BTG is about first identifying deficient areas within the athletic rehabilitation process. Sports rehab is a specialized area requiring cooperation of an interdisciplinary team, including physical therapists, athletic trainers, chiropractors, and strength & conditioning coaches. Often, there are knowledge or expertise gaps that should be filed by different experts on the sports rehab team. Sue explains how the gap between the rehabilitation clinician and strength coach requires an awareness of deficiencies in knowledge and skills, which then require expansion of the rehab network to include experts with those skills. One thing I learned early on from Sue was that while she is very smart, she recognizes her limitations in the interest of the athlete, and fills those gaps with the expertise of others, thus living “Bridging the Gap” herself.
Sue’s years of experience as a head athletic trainer/physical therapist in Major League Baseball and for the USA Soccer team, in addition to over a decade with Athlete’s Performance (now EXOS, one of the premier training facilities in the world), give her unique insight to the rehabilitation process of elite athletes. Sue’s thirst for knowledge has exposed her to a variety of treatment techniques and approaches that she eloquently combines into her own philosophy throughout the book. Her eclectic approach provides a well-rounded philosophy that facilitates the entire sports rehab process from injury to elite performance.
Throughout BTG, Sue provides an overview of the variety of techniques and approaches she uses every day in practice. She provides a historical perspective on many techniques, recognizing the many other clinicians and researchers who have shaped her philosophy, and giving credit where credit is due. (I’m obviously partial to the excellent presentation of Dr. Janda’s work, which has also greatly influenced myself). She readily acknowledges that not all of the approaches and techniques have solid evidence behind them, but that doesn’t mean they can’t be effective in the appropriate situation. She acknowledges that ‘structure’ is not a dirty word and the word ‘function’ is over-used, and the pendulum has swung too far from structure to “functional training” (Amen, sister)…thus creating another gap for us to deal with!
I really like the well-rounded approach of Sue’s book. While most textbooks on rehab provide chapters on individual interventions (modalities, shoulder exercises, manual techniques), BTG lays out the foundations of Sue’s decision-making process and clearly explains the rationale in a cohesive progression. She structured BTG so the earlier chapters focus on rehab aspects, while the later chapters focus on performance aspects such as speed drills—in an attempt to bridge the gaps along each step. While she explains each approach and techniques separately, her secret is the ability to know which technique may be most appropriate at a given time, and then blend techniques together synergistically.
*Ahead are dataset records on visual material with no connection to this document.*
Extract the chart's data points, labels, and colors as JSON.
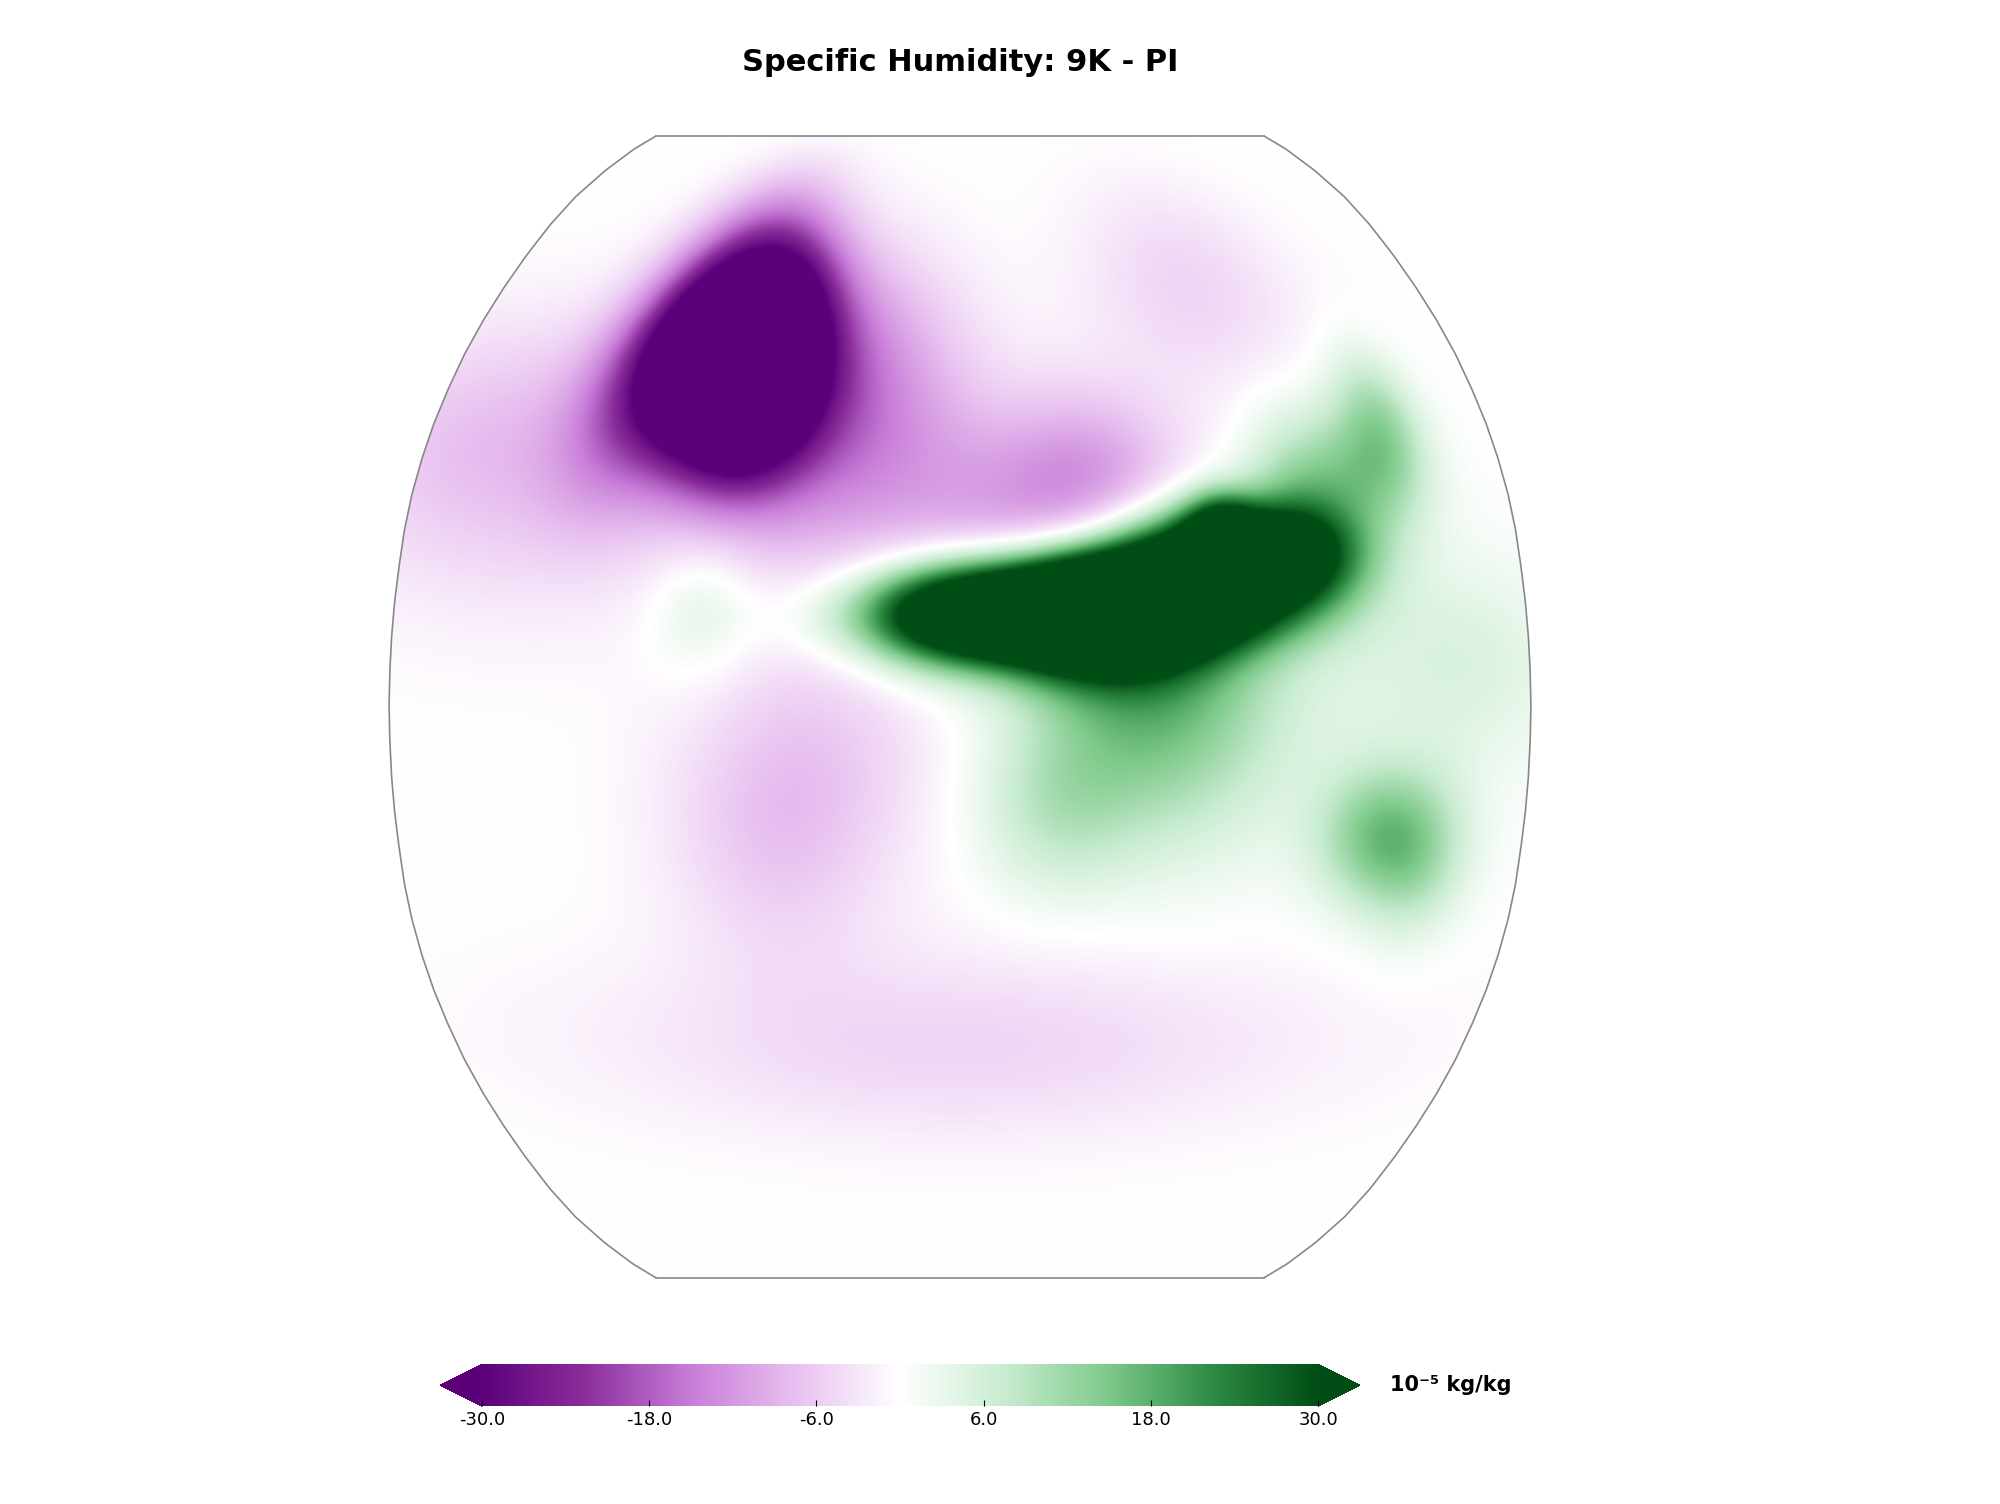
{
  "title": "Specific Humidity: 9K - PI",
  "colorbar_label": "10⁻⁵ kg/kg",
  "colorbar_ticks": [
    -30.0,
    -18.0,
    -6.0,
    6.0,
    18.0,
    30.0
  ],
  "vmin": -30,
  "vmax": 30,
  "background_color": "white",
  "title_fontsize": 22,
  "title_fontweight": "bold",
  "cmap_colors": [
    "#5c007a",
    "#8b2f9c",
    "#c87dd8",
    "#e8c0f0",
    "#ffffff",
    "#c8ecd0",
    "#7dc98a",
    "#2d8a42",
    "#004d15"
  ],
  "colorbar_extend_color_left": "#5c007a",
  "colorbar_extend_color_right": "#004d15",
  "river_color": "#dd00bb",
  "coast_color": "#333333",
  "border_color": "#555555",
  "map_outline_color": "#888888"
}
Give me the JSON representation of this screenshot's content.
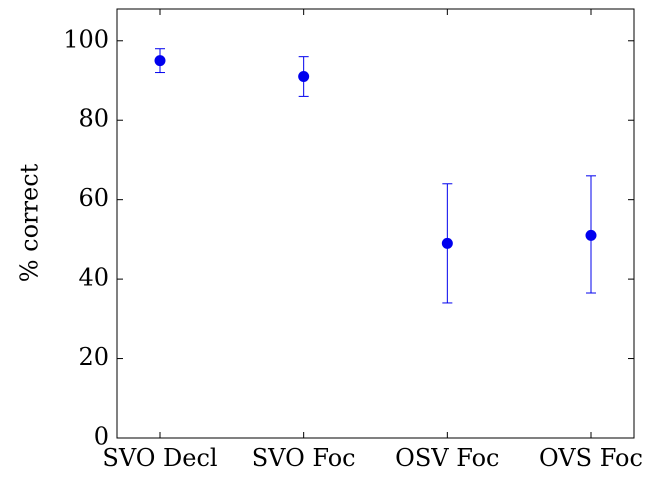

For example, her integration of breathing, thoracic mobility, foot care, and fascial planes with speed drills effectively bridges the gaps between structure and function, providing a smooth path for athletic recovery.
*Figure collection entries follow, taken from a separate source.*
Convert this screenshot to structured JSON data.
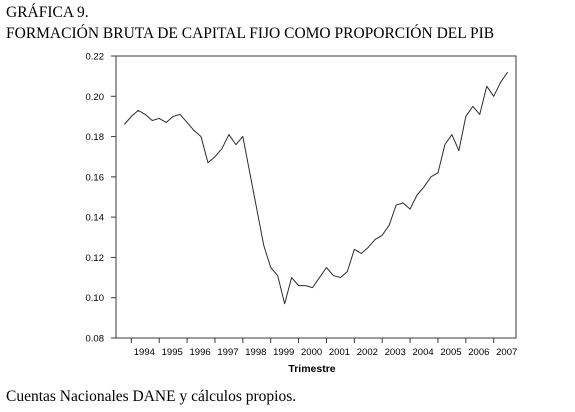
{
  "figure": {
    "number": "GRÁFICA 9.",
    "title": "FORMACIÓN BRUTA DE CAPITAL FIJO COMO PROPORCIÓN DEL PIB",
    "source": "Cuentas Nacionales DANE y cálculos propios."
  },
  "colors": {
    "line": "#2b2b2b",
    "frame": "#3a3a3a",
    "text": "#000000",
    "background": "#ffffff"
  },
  "chart_data": {
    "type": "line",
    "title": "",
    "xlabel": "Trimestre",
    "ylabel": "",
    "ylim": [
      0.08,
      0.22
    ],
    "xlim": [
      1993.45,
      2007.8
    ],
    "grid": false,
    "legend": "none",
    "x_ticks": [
      {
        "value": 1994,
        "label": "1994"
      },
      {
        "value": 1995,
        "label": "1995"
      },
      {
        "value": 1996,
        "label": "1996"
      },
      {
        "value": 1997,
        "label": "1997"
      },
      {
        "value": 1998,
        "label": "1998"
      },
      {
        "value": 1999,
        "label": "1999"
      },
      {
        "value": 2000,
        "label": "2000"
      },
      {
        "value": 2001,
        "label": "2001"
      },
      {
        "value": 2002,
        "label": "2002"
      },
      {
        "value": 2003,
        "label": "2003"
      },
      {
        "value": 2004,
        "label": "2004"
      },
      {
        "value": 2005,
        "label": "2005"
      },
      {
        "value": 2006,
        "label": "2006"
      },
      {
        "value": 2007,
        "label": "2007"
      }
    ],
    "y_ticks": [
      {
        "value": 0.08,
        "label": "0.08"
      },
      {
        "value": 0.1,
        "label": "0.10"
      },
      {
        "value": 0.12,
        "label": "0.12"
      },
      {
        "value": 0.14,
        "label": "0.14"
      },
      {
        "value": 0.16,
        "label": "0.16"
      },
      {
        "value": 0.18,
        "label": "0.18"
      },
      {
        "value": 0.2,
        "label": "0.20"
      },
      {
        "value": 0.22,
        "label": "0.22"
      }
    ],
    "series": [
      {
        "x": [
          1993.75,
          1994.0,
          1994.25,
          1994.5,
          1994.75,
          1995.0,
          1995.25,
          1995.5,
          1995.75,
          1996.0,
          1996.25,
          1996.5,
          1996.75,
          1997.0,
          1997.25,
          1997.5,
          1997.75,
          1998.0,
          1998.25,
          1998.5,
          1998.75,
          1999.0,
          1999.25,
          1999.5,
          1999.75,
          2000.0,
          2000.25,
          2000.5,
          2000.75,
          2001.0,
          2001.25,
          2001.5,
          2001.75,
          2002.0,
          2002.25,
          2002.5,
          2002.75,
          2003.0,
          2003.25,
          2003.5,
          2003.75,
          2004.0,
          2004.25,
          2004.5,
          2004.75,
          2005.0,
          2005.25,
          2005.5,
          2005.75,
          2006.0,
          2006.25,
          2006.5,
          2006.75,
          2007.0,
          2007.25,
          2007.5
        ],
        "y": [
          0.186,
          0.19,
          0.193,
          0.191,
          0.188,
          0.189,
          0.187,
          0.19,
          0.191,
          0.187,
          0.183,
          0.18,
          0.167,
          0.17,
          0.174,
          0.181,
          0.176,
          0.18,
          0.162,
          0.144,
          0.126,
          0.115,
          0.111,
          0.097,
          0.11,
          0.106,
          0.106,
          0.105,
          0.11,
          0.115,
          0.111,
          0.11,
          0.113,
          0.124,
          0.122,
          0.125,
          0.129,
          0.131,
          0.136,
          0.146,
          0.147,
          0.144,
          0.151,
          0.155,
          0.16,
          0.162,
          0.176,
          0.181,
          0.173,
          0.19,
          0.195,
          0.191,
          0.205,
          0.2,
          0.207,
          0.212
        ]
      }
    ]
  }
}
Sue’s athlete-centered approach provides an organizational system (rather than a cookbook) to guide decision making from pain management to performance enhancement. Her well-rounded approach even includes an entire chapter on the biopsychosocial aspects of sports rehab, which is sometimes half the battle with athletes!
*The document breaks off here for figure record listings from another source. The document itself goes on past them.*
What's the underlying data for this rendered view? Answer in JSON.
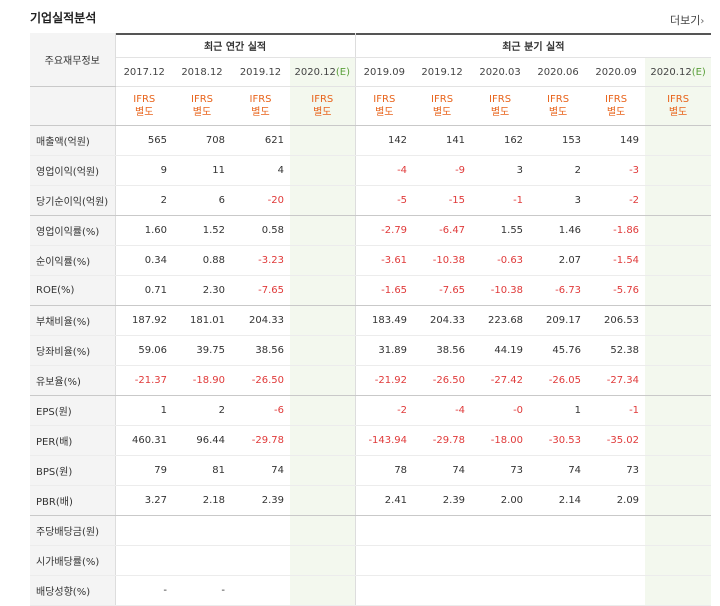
{
  "title": "기업실적분석",
  "more": {
    "label": "더보기",
    "arrow": "›"
  },
  "header": {
    "row_label": "주요재무정보",
    "annual_group": "최근 연간 실적",
    "quarter_group": "최근 분기 실적",
    "annual_periods": [
      "2017.12",
      "2018.12",
      "2019.12",
      "2020.12"
    ],
    "quarter_periods": [
      "2019.09",
      "2019.12",
      "2020.03",
      "2020.06",
      "2020.09",
      "2020.12"
    ],
    "estimate_mark": "(E)",
    "ifrs_line1": "IFRS",
    "ifrs_line2": "별도"
  },
  "rows": [
    {
      "label": "매출액(억원)",
      "values": [
        "565",
        "708",
        "621",
        "",
        "142",
        "141",
        "162",
        "153",
        "149",
        ""
      ]
    },
    {
      "label": "영업이익(억원)",
      "values": [
        "9",
        "11",
        "4",
        "",
        "-4",
        "-9",
        "3",
        "2",
        "-3",
        ""
      ]
    },
    {
      "label": "당기순이익(억원)",
      "values": [
        "2",
        "6",
        "-20",
        "",
        "-5",
        "-15",
        "-1",
        "3",
        "-2",
        ""
      ]
    },
    {
      "label": "영업이익률(%)",
      "values": [
        "1.60",
        "1.52",
        "0.58",
        "",
        "-2.79",
        "-6.47",
        "1.55",
        "1.46",
        "-1.86",
        ""
      ]
    },
    {
      "label": "순이익률(%)",
      "values": [
        "0.34",
        "0.88",
        "-3.23",
        "",
        "-3.61",
        "-10.38",
        "-0.63",
        "2.07",
        "-1.54",
        ""
      ]
    },
    {
      "label": "ROE(%)",
      "values": [
        "0.71",
        "2.30",
        "-7.65",
        "",
        "-1.65",
        "-7.65",
        "-10.38",
        "-6.73",
        "-5.76",
        ""
      ]
    },
    {
      "label": "부채비율(%)",
      "values": [
        "187.92",
        "181.01",
        "204.33",
        "",
        "183.49",
        "204.33",
        "223.68",
        "209.17",
        "206.53",
        ""
      ]
    },
    {
      "label": "당좌비율(%)",
      "values": [
        "59.06",
        "39.75",
        "38.56",
        "",
        "31.89",
        "38.56",
        "44.19",
        "45.76",
        "52.38",
        ""
      ]
    },
    {
      "label": "유보율(%)",
      "values": [
        "-21.37",
        "-18.90",
        "-26.50",
        "",
        "-21.92",
        "-26.50",
        "-27.42",
        "-26.05",
        "-27.34",
        ""
      ]
    },
    {
      "label": "EPS(원)",
      "values": [
        "1",
        "2",
        "-6",
        "",
        "-2",
        "-4",
        "-0",
        "1",
        "-1",
        ""
      ]
    },
    {
      "label": "PER(배)",
      "values": [
        "460.31",
        "96.44",
        "-29.78",
        "",
        "-143.94",
        "-29.78",
        "-18.00",
        "-30.53",
        "-35.02",
        ""
      ]
    },
    {
      "label": "BPS(원)",
      "values": [
        "79",
        "81",
        "74",
        "",
        "78",
        "74",
        "73",
        "74",
        "73",
        ""
      ]
    },
    {
      "label": "PBR(배)",
      "values": [
        "3.27",
        "2.18",
        "2.39",
        "",
        "2.41",
        "2.39",
        "2.00",
        "2.14",
        "2.09",
        ""
      ]
    },
    {
      "label": "주당배당금(원)",
      "values": [
        "",
        "",
        "",
        "",
        "",
        "",
        "",
        "",
        "",
        ""
      ]
    },
    {
      "label": "시가배당률(%)",
      "values": [
        "",
        "",
        "",
        "",
        "",
        "",
        "",
        "",
        "",
        ""
      ]
    },
    {
      "label": "배당성향(%)",
      "values": [
        "-",
        "-",
        "",
        "",
        "",
        "",
        "",
        "",
        "",
        ""
      ]
    }
  ],
  "group_ends": [
    2,
    5,
    8,
    12
  ],
  "colors": {
    "negative": "#e03a3a",
    "ifrs": "#e8641c",
    "estimate_bg": "#f3f8ee",
    "header_bg": "#f4f4f4"
  }
}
Sue’s blend of science and practice is well-written in the first person, in a way that’s easily understandable and practical. It’s almost as if she’s having a conversation with you as you read! She lays out the reasoning why she uses different philosophies in her overall approach. She ‘bares all,’ giving away many of her secrets to success along the way. I particularly like the list of website resources at the end (including the Squatty Potty website!). It was amazing to read about the wide variety of different techniques Sue has at hand—which makes her one of the best in the world.